LoadModule wsgi_module modules/mod_wsgi.so
Listen 8080

<VirtualHost *:8080>

    WSGIDaemonProcess ztpserver user=www-data group=www-data threads=50
    WSGIScriptAlias / /etc/ztpserver/ztpserver.wsgi
    # Required for RHEL
    #WSGISocketPrefix /var/run/wsgi

    <Location />
        WSGIProcessGroup ztpserver
        WSGIApplicationGroup %{GLOBAL}

        # For Apache <= 2.2, use Order and Allow
        Order deny,allow
        Allow from all
        # For Apache >= 2.4, Allow is replaced by Require
        Require all granted
    </Location>

    # Override default logging locations for Apache
    #ErrorLog /path/to/ztpserver_error.log
    #CustomLog /path/to/ztpserver_access.log
</VirtualHost>

Restart the ztps process:

# Restart Apache
admin@ztpserver:~# service apache2 restart

Explanation

It might seem counter-intuitive but the Apache configuration should use the Location directive to point at root. The desired change to the path is done by the ZTPServer server_url configuration value in /etc/ztpserver/ztpserver.conf.

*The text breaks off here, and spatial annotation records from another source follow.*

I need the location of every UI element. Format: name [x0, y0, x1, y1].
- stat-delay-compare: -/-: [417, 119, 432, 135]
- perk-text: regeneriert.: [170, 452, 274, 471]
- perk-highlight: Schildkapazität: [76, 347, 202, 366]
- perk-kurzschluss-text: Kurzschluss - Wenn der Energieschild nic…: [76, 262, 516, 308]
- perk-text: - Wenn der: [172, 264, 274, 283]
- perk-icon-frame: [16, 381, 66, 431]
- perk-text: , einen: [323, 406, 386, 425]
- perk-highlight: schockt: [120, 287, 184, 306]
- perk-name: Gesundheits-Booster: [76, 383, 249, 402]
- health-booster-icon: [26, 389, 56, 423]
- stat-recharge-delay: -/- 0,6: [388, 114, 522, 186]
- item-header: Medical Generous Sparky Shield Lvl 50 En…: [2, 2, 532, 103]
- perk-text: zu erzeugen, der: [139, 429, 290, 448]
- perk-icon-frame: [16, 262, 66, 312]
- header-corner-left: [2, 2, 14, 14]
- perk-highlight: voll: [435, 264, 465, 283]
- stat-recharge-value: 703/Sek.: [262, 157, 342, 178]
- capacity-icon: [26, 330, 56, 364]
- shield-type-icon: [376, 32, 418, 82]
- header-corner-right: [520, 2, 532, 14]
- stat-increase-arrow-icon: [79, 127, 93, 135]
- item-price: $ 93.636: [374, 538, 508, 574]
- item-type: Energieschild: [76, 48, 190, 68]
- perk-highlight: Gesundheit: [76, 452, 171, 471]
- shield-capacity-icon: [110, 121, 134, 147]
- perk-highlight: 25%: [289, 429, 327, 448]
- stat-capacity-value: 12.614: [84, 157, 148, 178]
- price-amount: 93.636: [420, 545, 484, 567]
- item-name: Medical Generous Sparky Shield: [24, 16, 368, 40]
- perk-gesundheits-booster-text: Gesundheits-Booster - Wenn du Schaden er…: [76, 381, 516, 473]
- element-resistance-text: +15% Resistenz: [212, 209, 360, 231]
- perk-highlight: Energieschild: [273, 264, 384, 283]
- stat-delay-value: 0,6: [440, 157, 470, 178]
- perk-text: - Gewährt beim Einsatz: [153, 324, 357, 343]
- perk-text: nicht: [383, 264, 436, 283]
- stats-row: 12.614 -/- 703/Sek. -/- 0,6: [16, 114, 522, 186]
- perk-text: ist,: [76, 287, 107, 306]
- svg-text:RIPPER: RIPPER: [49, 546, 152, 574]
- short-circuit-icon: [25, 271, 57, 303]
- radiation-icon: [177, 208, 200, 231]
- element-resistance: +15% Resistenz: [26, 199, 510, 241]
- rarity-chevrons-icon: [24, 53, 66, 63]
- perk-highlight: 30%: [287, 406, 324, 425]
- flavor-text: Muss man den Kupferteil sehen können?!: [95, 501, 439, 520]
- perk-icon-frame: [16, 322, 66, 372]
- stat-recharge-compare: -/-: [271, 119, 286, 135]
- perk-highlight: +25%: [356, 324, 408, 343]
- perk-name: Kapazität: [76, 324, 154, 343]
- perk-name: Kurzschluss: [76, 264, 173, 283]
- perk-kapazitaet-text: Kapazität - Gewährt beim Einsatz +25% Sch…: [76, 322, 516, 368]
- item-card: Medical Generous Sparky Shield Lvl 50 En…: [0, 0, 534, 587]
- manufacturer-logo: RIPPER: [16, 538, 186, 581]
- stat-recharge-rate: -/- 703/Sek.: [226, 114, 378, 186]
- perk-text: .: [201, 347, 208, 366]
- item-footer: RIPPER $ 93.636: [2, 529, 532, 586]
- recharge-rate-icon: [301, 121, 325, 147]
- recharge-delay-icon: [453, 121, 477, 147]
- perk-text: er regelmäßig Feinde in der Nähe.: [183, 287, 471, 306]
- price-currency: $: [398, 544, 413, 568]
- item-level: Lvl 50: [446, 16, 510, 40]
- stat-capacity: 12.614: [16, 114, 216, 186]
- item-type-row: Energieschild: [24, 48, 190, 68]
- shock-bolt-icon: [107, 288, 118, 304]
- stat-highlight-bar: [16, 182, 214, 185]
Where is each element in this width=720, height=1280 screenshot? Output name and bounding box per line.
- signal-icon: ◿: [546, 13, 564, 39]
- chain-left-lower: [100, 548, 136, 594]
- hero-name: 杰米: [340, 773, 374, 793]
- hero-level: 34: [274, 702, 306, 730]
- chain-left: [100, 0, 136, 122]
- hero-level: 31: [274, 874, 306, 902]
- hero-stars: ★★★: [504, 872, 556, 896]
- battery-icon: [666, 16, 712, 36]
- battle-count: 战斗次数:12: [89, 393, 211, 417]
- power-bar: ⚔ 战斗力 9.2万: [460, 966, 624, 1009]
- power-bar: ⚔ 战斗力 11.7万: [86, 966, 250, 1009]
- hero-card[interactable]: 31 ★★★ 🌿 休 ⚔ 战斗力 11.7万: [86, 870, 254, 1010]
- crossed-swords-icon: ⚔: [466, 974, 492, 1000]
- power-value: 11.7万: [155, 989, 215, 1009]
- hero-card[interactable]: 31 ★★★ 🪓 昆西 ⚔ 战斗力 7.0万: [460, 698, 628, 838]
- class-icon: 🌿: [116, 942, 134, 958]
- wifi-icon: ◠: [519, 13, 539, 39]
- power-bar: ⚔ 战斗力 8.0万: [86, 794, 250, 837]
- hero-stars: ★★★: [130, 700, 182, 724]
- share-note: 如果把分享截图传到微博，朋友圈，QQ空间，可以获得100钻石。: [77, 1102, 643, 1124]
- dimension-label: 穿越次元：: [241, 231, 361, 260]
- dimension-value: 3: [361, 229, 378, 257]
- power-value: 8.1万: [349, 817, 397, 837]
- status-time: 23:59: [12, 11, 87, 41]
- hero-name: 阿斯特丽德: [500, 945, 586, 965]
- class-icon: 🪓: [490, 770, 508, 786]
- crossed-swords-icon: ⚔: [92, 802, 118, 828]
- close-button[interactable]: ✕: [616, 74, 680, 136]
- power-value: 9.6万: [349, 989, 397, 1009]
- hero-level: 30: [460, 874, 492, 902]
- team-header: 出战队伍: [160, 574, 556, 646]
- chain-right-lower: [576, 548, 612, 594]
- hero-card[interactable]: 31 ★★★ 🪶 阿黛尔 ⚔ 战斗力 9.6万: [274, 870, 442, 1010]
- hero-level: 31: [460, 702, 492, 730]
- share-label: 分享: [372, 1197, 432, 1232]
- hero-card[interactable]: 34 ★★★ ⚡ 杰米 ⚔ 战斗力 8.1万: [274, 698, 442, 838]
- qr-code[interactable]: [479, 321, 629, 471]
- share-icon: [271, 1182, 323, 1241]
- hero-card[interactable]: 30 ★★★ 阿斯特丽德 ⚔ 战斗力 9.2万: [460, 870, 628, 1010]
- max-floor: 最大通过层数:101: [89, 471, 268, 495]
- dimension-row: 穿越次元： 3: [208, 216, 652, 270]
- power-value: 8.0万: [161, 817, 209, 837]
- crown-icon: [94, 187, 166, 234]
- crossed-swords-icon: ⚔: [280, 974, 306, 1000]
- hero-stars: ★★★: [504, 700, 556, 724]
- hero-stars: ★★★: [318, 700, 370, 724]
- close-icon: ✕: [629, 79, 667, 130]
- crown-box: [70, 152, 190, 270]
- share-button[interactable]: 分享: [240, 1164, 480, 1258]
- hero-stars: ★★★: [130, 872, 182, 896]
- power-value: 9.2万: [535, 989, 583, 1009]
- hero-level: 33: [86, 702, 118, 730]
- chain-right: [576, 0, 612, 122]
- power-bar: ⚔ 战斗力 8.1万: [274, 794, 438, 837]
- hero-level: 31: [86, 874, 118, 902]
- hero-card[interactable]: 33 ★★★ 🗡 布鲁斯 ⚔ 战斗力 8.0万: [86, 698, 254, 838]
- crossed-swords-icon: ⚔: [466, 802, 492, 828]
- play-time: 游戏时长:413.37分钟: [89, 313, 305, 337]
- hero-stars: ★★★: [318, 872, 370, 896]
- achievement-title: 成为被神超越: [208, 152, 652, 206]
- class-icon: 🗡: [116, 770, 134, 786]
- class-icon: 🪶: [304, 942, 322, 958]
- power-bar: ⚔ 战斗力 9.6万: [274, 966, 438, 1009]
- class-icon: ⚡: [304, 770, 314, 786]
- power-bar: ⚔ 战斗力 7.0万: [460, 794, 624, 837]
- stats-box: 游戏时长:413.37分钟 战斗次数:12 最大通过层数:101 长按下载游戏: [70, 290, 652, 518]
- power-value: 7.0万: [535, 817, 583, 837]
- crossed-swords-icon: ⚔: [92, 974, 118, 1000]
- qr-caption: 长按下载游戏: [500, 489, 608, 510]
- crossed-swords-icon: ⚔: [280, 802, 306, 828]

Change ZTPServer File Ownership

Objective

I’d like all of the ZTPServer provisioning files to be owned by a particular user/group.

Note

This is most often needed when running the ZTPServer WSGI App and the apache user is unable to read/write to /usr/share/ztpserver.

Solution

admin@ztpserver:~# chown -R myUser:myGroup /usr/share/ztpserver
admin@ztpserver:~# chmod -R ug+rw /usr/share/ztpserver

Explanation

The shell commands listed above set ownership and permissions for the default data_root location /usr/share/ztpserver. Be mindful that if you are running the ZTPServer WSGI App, the mod_wsgi daemon user must be able to read/write to these files.

Note

When running the ZTPServer WSGI App, you should also check the ownership and permission of /etc/ztpserver/ztpserver.wsgi.

Apache - Configure SELinux Permissions

Objective

My server has SELinux enabled and I’d like to set the ZTPServer file type so that Apache can read/write files in the data_root.

Note

This is most often needed when running the ZTPServer WSGI App and the apache user is unable to read/write to /usr/share/ztpserver.

Solution

# For Fedora - httpd
admin@ztpserver:~# chcon -Rv --type=httpd_sys_script_rw_t /usr/share/ztpserver

# For Ubuntu - Apache
admin@ztpserver:~# chcon -R -h system_u:object_r:httpd_sys_script_rw_t /usr/share/ztpserver

Explanation

The shell commands listed above set the SELinux file attributes so that Apache can read/write to the files. This is often the case since /usr/share/ztpserver is not in the normal operating directory /var/www/. Note that the commands above are suggestions and you might consider tweaking them to suit your own environment.